The company argued in court that the state could not use a ban on mining, which is within its jurisdiction, as a ruse to get at concerns about production of uranium and storage of radioactive waste, which are the province of the federal Nuclear Regulatory Commission.

The Trump administration sided with the company and against the state exercising what it considers its sovereignty.

If legislators acted because of concerns about radiological safety, opponents said, that could violate the Atomic Energy Act, which says federal regulators, not states, have that responsibility.

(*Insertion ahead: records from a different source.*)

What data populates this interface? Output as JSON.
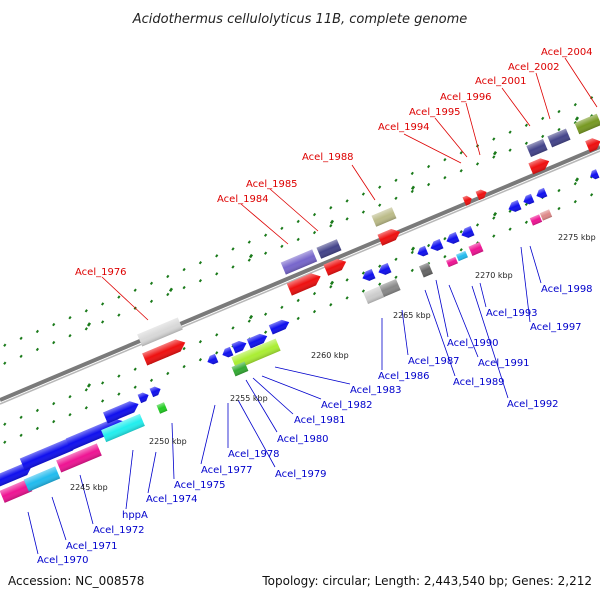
{
  "title": "Acidothermus cellulolyticus 11B, complete genome",
  "footer": {
    "accession": "Accession: NC_008578",
    "topology": "Topology: circular; Length: 2,443,540 bp; Genes: 2,212"
  },
  "colors": {
    "backbone": "#8a8a8a",
    "label_red": "#dd0000",
    "label_blue": "#0000cc",
    "tick": "#1a7a1a"
  },
  "ticks": [
    {
      "label": "2245 kbp"
    },
    {
      "label": "2250 kbp"
    },
    {
      "label": "2255 kbp"
    },
    {
      "label": "2260 kbp"
    },
    {
      "label": "2265 kbp"
    },
    {
      "label": "2270 kbp"
    },
    {
      "label": "2275 kbp"
    }
  ],
  "top_labels": [
    "Acel_1976",
    "Acel_1984",
    "Acel_1985",
    "Acel_1988",
    "Acel_1994",
    "Acel_1995",
    "Acel_1996",
    "Acel_2001",
    "Acel_2002",
    "Acel_2004"
  ],
  "bottom_labels": [
    "Acel_1970",
    "Acel_1971",
    "Acel_1972",
    "hppA",
    "Acel_1974",
    "Acel_1975",
    "Acel_1977",
    "Acel_1978",
    "Acel_1979",
    "Acel_1980",
    "Acel_1981",
    "Acel_1982",
    "Acel_1983",
    "Acel_1986",
    "Acel_1987",
    "Acel_1989",
    "Acel_1990",
    "Acel_1991",
    "Acel_1992",
    "Acel_1993",
    "Acel_1997",
    "Acel_1998"
  ]
}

In the lead opinion Monday, Gorsuch said the position advocated by the company probably would have meant that both the states and federal government would have been barred from regulating uranium mining.

“The possibility that both state and federal authorities would be left unable to regulate the unique risks posed by an activity as potentially hazardous as uranium mining seems more than a little unlikely,” he wrote.

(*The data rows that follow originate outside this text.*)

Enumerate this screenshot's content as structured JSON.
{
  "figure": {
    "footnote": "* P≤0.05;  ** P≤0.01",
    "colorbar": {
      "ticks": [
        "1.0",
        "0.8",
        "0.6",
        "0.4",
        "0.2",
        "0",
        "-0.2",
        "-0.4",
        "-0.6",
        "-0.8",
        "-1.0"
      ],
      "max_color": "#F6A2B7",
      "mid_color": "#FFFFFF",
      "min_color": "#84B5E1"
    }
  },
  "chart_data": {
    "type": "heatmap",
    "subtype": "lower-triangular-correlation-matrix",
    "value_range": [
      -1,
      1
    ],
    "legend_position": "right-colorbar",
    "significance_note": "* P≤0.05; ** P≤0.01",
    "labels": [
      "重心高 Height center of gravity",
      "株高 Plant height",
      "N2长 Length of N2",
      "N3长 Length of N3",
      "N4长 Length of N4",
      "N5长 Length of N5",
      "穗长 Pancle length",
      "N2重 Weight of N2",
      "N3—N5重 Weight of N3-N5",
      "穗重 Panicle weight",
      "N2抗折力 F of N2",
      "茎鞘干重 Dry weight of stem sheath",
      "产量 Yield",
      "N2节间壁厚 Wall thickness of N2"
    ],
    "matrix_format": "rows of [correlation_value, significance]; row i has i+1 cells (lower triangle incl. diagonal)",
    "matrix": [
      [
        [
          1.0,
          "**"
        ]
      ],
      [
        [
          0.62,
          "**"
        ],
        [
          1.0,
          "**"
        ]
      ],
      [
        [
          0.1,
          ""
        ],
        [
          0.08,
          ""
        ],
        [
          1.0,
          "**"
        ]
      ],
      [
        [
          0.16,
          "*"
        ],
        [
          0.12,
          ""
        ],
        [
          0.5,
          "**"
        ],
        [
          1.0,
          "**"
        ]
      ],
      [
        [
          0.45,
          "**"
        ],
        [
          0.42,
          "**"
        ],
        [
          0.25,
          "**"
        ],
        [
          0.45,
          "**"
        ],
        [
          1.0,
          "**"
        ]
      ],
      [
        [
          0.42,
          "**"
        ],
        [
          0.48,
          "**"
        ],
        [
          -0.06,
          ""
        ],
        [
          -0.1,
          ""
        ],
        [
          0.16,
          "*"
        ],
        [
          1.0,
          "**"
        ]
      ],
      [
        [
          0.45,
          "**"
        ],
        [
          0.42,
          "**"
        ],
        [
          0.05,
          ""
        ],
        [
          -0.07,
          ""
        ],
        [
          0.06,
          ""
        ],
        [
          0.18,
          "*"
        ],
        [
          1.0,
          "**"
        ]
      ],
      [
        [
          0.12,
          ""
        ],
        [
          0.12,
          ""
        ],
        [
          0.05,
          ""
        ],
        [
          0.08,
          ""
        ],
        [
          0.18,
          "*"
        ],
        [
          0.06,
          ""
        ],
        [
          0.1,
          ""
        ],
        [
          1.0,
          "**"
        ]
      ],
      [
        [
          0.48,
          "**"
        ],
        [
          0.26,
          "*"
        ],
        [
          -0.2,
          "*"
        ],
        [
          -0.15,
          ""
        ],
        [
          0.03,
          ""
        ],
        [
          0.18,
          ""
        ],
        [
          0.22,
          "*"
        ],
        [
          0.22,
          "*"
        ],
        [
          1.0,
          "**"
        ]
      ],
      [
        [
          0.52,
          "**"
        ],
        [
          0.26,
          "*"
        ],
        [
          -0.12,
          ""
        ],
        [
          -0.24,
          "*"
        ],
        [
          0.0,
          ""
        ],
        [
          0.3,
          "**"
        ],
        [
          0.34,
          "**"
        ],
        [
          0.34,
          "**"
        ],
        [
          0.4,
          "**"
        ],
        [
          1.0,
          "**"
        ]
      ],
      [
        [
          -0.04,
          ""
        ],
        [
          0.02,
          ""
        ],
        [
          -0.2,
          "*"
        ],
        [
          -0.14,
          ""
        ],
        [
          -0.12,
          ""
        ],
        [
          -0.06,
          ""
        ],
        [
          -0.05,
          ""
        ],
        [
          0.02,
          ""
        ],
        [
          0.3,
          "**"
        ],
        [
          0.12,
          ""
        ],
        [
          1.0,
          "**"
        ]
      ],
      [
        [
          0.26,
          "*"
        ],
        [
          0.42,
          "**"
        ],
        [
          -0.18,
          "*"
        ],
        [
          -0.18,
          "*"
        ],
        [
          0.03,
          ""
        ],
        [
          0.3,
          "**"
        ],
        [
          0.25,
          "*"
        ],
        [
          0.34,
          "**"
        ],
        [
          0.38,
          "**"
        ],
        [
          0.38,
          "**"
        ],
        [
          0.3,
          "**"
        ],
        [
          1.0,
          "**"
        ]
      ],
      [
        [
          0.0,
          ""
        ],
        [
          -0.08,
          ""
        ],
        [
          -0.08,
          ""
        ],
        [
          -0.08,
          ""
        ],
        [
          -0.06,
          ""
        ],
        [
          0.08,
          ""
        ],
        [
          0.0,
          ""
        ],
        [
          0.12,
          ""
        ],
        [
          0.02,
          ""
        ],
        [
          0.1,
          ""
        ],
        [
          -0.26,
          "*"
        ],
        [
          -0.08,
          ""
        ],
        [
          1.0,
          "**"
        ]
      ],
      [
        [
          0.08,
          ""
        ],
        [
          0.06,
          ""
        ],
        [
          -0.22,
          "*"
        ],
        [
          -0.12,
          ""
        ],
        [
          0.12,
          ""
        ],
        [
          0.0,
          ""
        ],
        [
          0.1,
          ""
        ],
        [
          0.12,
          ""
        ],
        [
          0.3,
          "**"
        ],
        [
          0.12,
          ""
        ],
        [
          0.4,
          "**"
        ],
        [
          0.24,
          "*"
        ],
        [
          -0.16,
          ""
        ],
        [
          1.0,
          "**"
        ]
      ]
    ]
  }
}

In her concurring opinion, Ginsburg rejected the company’s warning of dire consequences if all 50 states enact such a ban. The federal government, she wrote, can still develop uranium on public land and acquire private deposits.

Chief Justice John G. Roberts Jr., writing in dissent, said the lead opinion had addressed the wrong question and defeated “an argument that no one made.”

“The question we agreed to address is whether a state can purport to regulate a field that is not preempted (uranium mining safety) as an indirect means of regulating other fields that are preempted (safety concerns about uranium milling and tailings),” wrote Roberts, who was joined by Justices Stephen G. Breyer and Samuel A. Alito Jr.

In a statement Monday, the company called the ruling a disappointment.

“We continue to think that Virginia’s uranium mining ban is both unlawful and unwise, and we are reviewing other options for challenging the Commonwealth’s confiscation of Virginia Uranium’s mineral estate,” Coles, Virginia Uranium’s president and chief executive, said in a written statement.

The Justice Department declined to comment.

The decision Monday upheld a 2-to-1 ruling from a panel of the U.S. Court of Appeals for the 4th Circuit in Richmond. The appeals court said it was not up to the courts to “decipher” Virginia’s reasoning and look for a violation.

Environmentalists applauded the holding from the high court’s majority.

“We have long supported Virginia’s decision to protect its communities from the environmental and economic risks of uranium mining,” Mark Sabath, a lawyer with the Southern Environmental Law Center, which submitted a friend-of-the-court brief in defense of the ban, said in a written statement. “We are pleased that the Court respected that decision and recognized that it was one for Virginia to make.”

The case is Virginia Uranium Inc. v. Warren.

Laura Vozzella contributed to this report.